We can use the tensorbard utility (installed with Tensorflow) to look at the status of the loss function during training:

tensorboard –logdir=logdir –port=8080

If you open a web browser to http://localhost:8080 you will get the interactive TensorBoard display.

Tensorboard showing accuracy (acc) and loss function vs. training cycle for Cancer Prediction Model
Tensorboard showing accuracy (acc) and loss function vs. training cycle for Cancer Prediction Model

Deep Learning Wrap Up

The tutorials at tensorflow.org provide many examples of using TensorFlow. Deep learning neural networks have rapidly advanced state of the art performance in many application areas. At the natural language processing conference NAACL 2016, it seemed that about half the papers reported results using deep learning neural networks.

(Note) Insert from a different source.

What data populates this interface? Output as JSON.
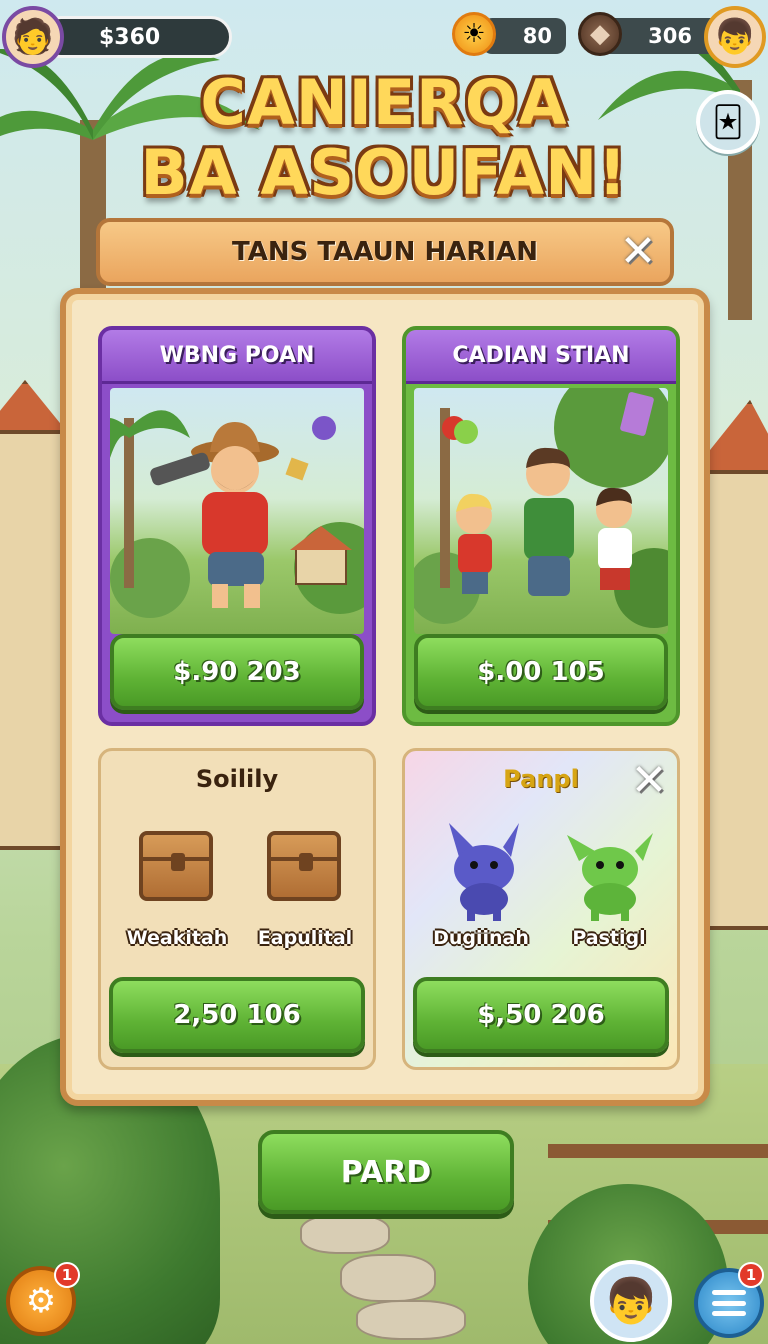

Regardless of your application, you are likely to find both academic papers and example systems solving similar problems using Tesnsorflow or other deep learning libraries. I recommend that you also look at Google’s Tensorflow examples.

Two other learning resources that I strongly recommend are:

  • The five course Deep Learning series by Andrew Ng produced by Coursera and deeplearning.ai
  • A new book by Francois Chollet who is the author of Keras: Deep Learning with Python that is a great resource for using Keras to solve practical deep learning problems.

In the next chapter we continue to look at examples of natural language processing using more conventional maximum entropy machine learning models.